Show HN: Terminal-based group chat with end-to-end encryption - jeztek
https://github.com/jeztek/deadchat

======
jeztek
Hey all, great discussion. Apologies for not chiming in earlier, I posted this
to HN in the morning and left for 4th of July activities, certainly not
expecting it to make the front page. Here're some thoughts and clarifications:

* No, I am not a cryptography expert. I've had a nascent interest in the field for awhile and this was my way of getting my feet wet while scratching an itch. I thought I'd post it on HN to get feedback and see where I might have screwed up.

 __* I 'm here to learn. __*

We all have to somehow right? A disclaimer is a good idea, I'll add it to the
README.

* The project was originally motivated because I couldn't find a group chat service that provided an IRC-like experience with end-to-end encryption. The closest I could find was FiSH-irssi, an irc client plugin:

[https://github.com/falsovsky/FiSH-irssi](https://github.com/falsovsky/FiSH-
irssi)

I wanted to try implementing something that was easer to use. I ruled out IRC
over SSL because the conversation is cleartext at the server.

* I should have mentioned this in the README and will update it -- The design goal for this system is to enable a group of trusted friends to communicate with each other over an insecure channel without fear of eavesdropping. It is assumed that a member of the trusted group operates the server. Forward secrecy was an additional goal facilitated by changing the room key. It sounds like my implementation did not achieve the design goal. What can I do to make it right?

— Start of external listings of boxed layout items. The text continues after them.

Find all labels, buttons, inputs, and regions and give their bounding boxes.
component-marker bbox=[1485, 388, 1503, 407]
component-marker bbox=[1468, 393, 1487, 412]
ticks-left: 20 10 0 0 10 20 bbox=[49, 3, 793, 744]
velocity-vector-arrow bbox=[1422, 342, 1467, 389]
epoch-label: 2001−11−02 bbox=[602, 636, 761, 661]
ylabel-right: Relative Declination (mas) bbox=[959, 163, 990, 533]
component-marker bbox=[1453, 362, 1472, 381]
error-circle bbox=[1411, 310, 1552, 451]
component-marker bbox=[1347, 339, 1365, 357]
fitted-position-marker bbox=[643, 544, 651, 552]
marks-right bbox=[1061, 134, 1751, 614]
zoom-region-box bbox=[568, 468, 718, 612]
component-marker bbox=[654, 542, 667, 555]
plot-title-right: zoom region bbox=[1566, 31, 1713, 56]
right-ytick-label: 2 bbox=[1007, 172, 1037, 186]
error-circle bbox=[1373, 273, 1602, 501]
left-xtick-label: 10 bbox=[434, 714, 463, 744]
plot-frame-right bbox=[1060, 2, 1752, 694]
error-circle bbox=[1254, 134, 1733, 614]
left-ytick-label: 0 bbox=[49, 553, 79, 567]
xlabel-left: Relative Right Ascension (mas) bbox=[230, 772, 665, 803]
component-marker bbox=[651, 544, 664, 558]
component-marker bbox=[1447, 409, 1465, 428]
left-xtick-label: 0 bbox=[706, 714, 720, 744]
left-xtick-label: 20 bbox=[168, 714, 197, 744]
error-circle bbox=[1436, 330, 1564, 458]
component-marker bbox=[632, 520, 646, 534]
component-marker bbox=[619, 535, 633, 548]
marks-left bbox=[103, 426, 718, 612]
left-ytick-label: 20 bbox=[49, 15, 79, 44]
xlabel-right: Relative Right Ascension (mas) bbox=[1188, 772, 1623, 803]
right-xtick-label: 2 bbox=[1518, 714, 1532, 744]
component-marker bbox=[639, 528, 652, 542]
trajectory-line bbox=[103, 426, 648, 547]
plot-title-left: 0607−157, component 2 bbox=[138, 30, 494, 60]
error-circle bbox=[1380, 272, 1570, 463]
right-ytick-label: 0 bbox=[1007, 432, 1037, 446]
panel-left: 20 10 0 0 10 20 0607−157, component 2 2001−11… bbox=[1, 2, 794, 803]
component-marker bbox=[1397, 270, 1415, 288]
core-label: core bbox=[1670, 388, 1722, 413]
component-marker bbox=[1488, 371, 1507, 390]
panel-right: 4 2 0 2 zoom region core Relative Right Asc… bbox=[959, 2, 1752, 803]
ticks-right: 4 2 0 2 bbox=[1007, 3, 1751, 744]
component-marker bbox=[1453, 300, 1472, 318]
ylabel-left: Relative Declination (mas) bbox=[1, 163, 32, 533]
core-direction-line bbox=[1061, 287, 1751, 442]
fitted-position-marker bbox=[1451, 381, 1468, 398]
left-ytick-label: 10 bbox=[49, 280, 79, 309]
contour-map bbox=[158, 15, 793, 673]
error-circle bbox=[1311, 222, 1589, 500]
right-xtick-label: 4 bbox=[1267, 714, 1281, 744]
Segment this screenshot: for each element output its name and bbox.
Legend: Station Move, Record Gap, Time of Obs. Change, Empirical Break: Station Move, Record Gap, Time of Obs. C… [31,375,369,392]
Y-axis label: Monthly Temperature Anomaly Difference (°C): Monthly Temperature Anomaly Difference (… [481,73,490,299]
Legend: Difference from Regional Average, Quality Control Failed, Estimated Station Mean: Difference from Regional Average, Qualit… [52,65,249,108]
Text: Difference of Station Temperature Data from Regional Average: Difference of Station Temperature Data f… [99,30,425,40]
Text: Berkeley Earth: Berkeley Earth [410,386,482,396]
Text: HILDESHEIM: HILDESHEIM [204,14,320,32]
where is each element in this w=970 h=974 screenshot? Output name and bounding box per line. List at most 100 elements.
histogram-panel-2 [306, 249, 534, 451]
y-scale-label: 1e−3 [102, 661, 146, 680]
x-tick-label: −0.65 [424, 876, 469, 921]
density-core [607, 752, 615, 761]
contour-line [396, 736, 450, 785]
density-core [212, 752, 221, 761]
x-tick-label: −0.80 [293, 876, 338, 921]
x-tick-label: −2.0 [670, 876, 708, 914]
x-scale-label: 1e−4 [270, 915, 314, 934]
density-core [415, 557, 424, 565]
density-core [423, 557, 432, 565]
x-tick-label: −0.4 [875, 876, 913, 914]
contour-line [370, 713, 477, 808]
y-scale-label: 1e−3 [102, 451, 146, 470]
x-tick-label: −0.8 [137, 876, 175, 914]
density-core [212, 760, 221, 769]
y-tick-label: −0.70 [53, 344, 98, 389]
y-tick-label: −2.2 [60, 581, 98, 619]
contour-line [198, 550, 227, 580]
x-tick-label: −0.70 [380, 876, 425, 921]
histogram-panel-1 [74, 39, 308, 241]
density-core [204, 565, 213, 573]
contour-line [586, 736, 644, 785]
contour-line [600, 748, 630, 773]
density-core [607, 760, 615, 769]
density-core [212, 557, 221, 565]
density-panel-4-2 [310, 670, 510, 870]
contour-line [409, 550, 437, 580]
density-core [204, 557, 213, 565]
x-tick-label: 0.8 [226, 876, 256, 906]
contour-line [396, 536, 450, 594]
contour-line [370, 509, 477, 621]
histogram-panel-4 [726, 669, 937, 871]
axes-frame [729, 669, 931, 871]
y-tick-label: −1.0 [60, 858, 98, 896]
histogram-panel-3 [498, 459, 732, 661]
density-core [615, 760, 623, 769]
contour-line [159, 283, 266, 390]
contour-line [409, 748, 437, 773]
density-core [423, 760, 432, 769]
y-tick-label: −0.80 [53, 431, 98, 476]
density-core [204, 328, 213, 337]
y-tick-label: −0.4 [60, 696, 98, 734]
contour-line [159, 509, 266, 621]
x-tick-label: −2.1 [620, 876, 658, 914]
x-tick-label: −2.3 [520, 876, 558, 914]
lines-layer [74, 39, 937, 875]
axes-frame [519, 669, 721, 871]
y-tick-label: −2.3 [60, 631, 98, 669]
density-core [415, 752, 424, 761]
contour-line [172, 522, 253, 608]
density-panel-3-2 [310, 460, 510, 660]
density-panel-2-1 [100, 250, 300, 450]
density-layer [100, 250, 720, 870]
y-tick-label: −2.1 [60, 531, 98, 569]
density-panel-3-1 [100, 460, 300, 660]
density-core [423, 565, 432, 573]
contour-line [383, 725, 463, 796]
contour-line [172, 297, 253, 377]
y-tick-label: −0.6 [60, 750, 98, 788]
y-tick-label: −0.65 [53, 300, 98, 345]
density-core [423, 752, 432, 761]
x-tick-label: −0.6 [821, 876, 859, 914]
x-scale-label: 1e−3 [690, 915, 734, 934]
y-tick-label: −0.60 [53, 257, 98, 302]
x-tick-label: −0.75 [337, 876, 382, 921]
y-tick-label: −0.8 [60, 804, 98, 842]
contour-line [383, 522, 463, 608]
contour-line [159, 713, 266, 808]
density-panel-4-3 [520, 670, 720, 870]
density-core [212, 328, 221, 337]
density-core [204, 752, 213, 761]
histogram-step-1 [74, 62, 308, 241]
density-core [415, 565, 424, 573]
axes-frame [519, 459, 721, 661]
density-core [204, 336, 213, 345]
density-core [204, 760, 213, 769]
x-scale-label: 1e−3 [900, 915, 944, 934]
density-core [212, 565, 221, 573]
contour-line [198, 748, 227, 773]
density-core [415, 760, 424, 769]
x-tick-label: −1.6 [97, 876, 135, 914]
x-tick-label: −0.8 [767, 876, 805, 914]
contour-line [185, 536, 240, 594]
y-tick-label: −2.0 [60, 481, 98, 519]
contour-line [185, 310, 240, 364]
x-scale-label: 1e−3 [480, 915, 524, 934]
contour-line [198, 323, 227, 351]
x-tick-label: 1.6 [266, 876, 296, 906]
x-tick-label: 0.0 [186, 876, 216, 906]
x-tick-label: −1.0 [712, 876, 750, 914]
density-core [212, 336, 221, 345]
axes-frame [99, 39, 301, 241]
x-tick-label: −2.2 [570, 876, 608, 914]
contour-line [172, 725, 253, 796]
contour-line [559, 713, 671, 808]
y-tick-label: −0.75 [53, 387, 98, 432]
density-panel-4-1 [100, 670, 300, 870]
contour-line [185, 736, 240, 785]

* My intention was for the secret room key to be securely shared following the RSA key exchange protocol (encrypt secret with requestor's public key and sign with sender's private key, decrypt with requestor's private key and verify with sender's public key). The problem then lies in how to properly exchange users' public keys. If I trust the server but don't want the server operator to read my conversations, is it not okay to facilitate public key exchange through the server?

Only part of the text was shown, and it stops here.